The third element of Heidelberg’s 2008 strategy, one that was very evident at Drupa, is its move into the packaging sector. This has been a sector where it has had some success: the CD range of machines were so called for their Carton Diameter impression and blanket cylinders. It has also acquired die cutters and carton gluers through the purchase of Jagenberg. Modifications have included adding the XL feeder to the die cutters to increase performance. There is a version of its Prinect prepress workflow targeted at the packaging sector. But now it has moved decisively into large format printing based on the success of its XL 105 press platform. It has announced the XL 145 (though due to space considerations, says Schreier, this was not seen at Drupa) and the XL 162. Those looking closely at this latter press would have seen a machine frame capable of sustaining a machine in the 185cm format. That it also has a Suprasetter platesetter capable of imaging a plate to this format suggests that Heidelberg has considered a larger format machine and is prepared to introduce the press when it considers the timing auspicious.

It also needs to offer uv curing as part of the XL 162 to encourage interest from UK carton printers and this will be introduced next year. Internally Heidelberg has adjusted to handle requests for special press configurations, another feature of the packaging sector and something which is helping Heidelberg to become a more flexible producer, which has been a problem in the past.

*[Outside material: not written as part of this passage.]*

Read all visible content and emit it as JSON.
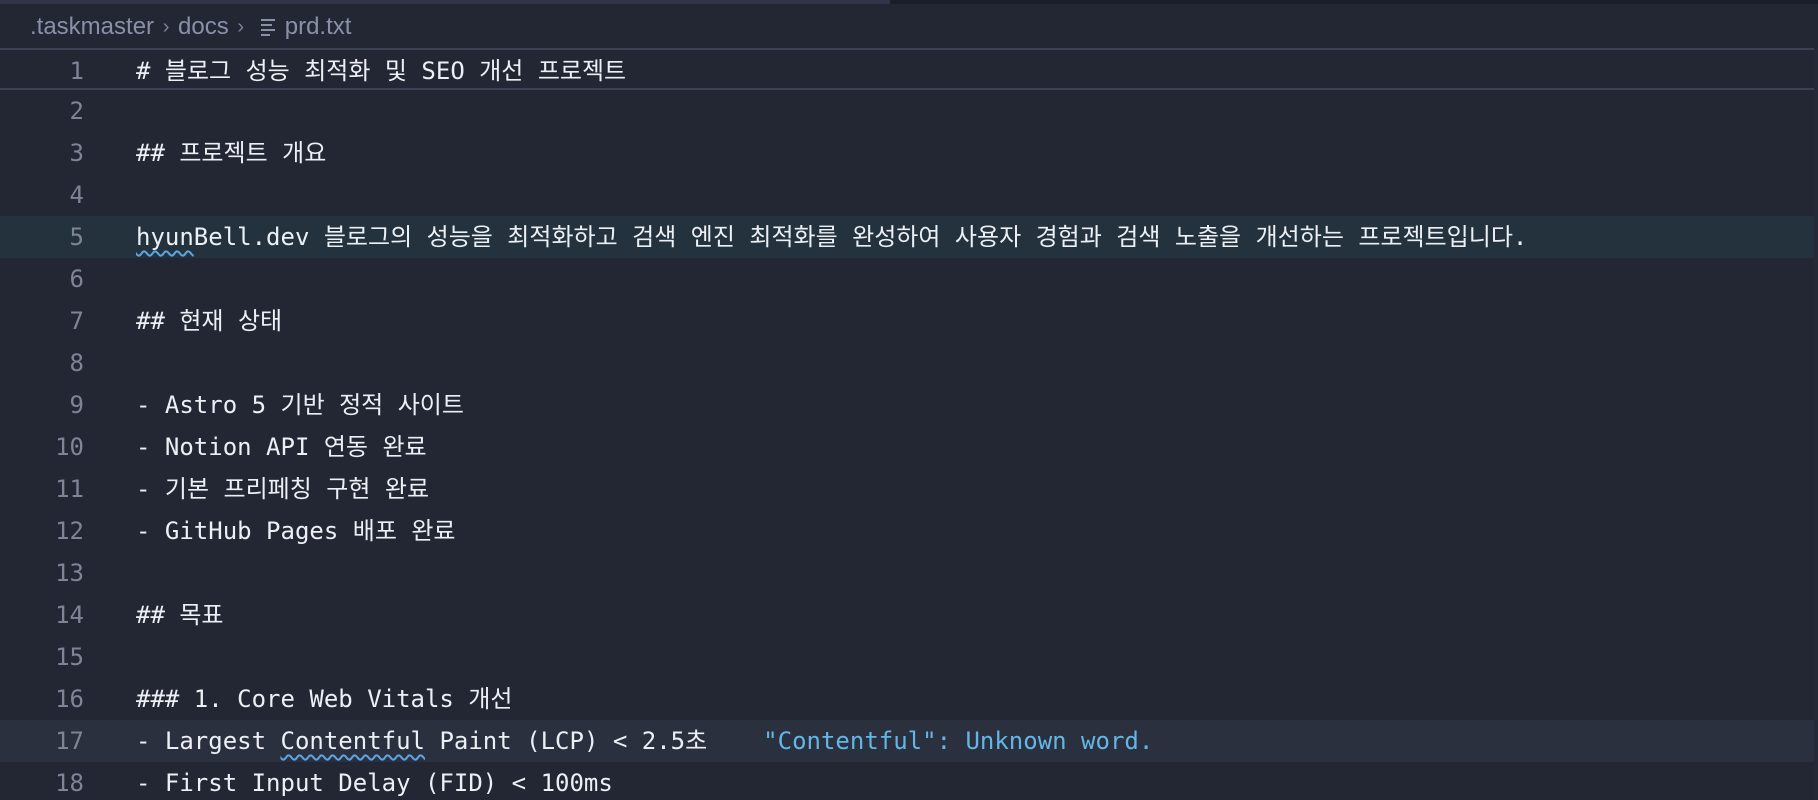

Packaging is attractive because it remains a largely untapped area but is one which Schreier says is equivalent to commercial print. For one thing packaging is not vulnerable to electronic substitutes and for another it will be some time before digital printing can challenge offset. Pointing to the XL 162 he says: “That machine can generate 30,000sq m of production in one hour.” It’s a devastating response to those suggesting that machines produced by Xerox, HP, Xeikon and the like can take on offset in carton printing.

Elsewhere the distinction is less clear-cut and Heidelberg knows that digital is eating in to its B3 format business. Its first answer, the Quickmaster DI, has been shelved and its second, the SM 52 Anicolor, has increased the competitiveness of offset. Printers in this sector have a real choice. “It will come down to the cost of investment and the costs of running a press. It is no longer a question of quality, the question is what do I as a printer want to do?

“Do I print on a variety of substrates from recycled papers to high-gloss coateds and what does my customer require from me? And the answer is going to be different for different applications.

“It’s like choosing a car: do I want a truck to carry heavy loads, a people carrier because I have a family or something else? This is the choice that people make about a press.”

Any thoughts that Heidelberg is about to plunge into digital technology are dismissed. “There are plenty of digital press companies willing to partner with us, but where would Heidelberg be able to add value except at the point of sale or the point of service? We might be interested if our customers started to demand it, but we will not move into the production or development of digital presses.”

The fear 10 years ago was that digital was about to sweep offset away as litho had done to letterpress. Today there is greater choice and a recognition that the worst case scenario will not happen. Schreier is therefore confident: “At the moment offset has a 70% share of the market and digital has 10%; even if offset falls to 60% and digital doubles to 20%, that will not change the world. We know we can continue to make a living from offset printing.”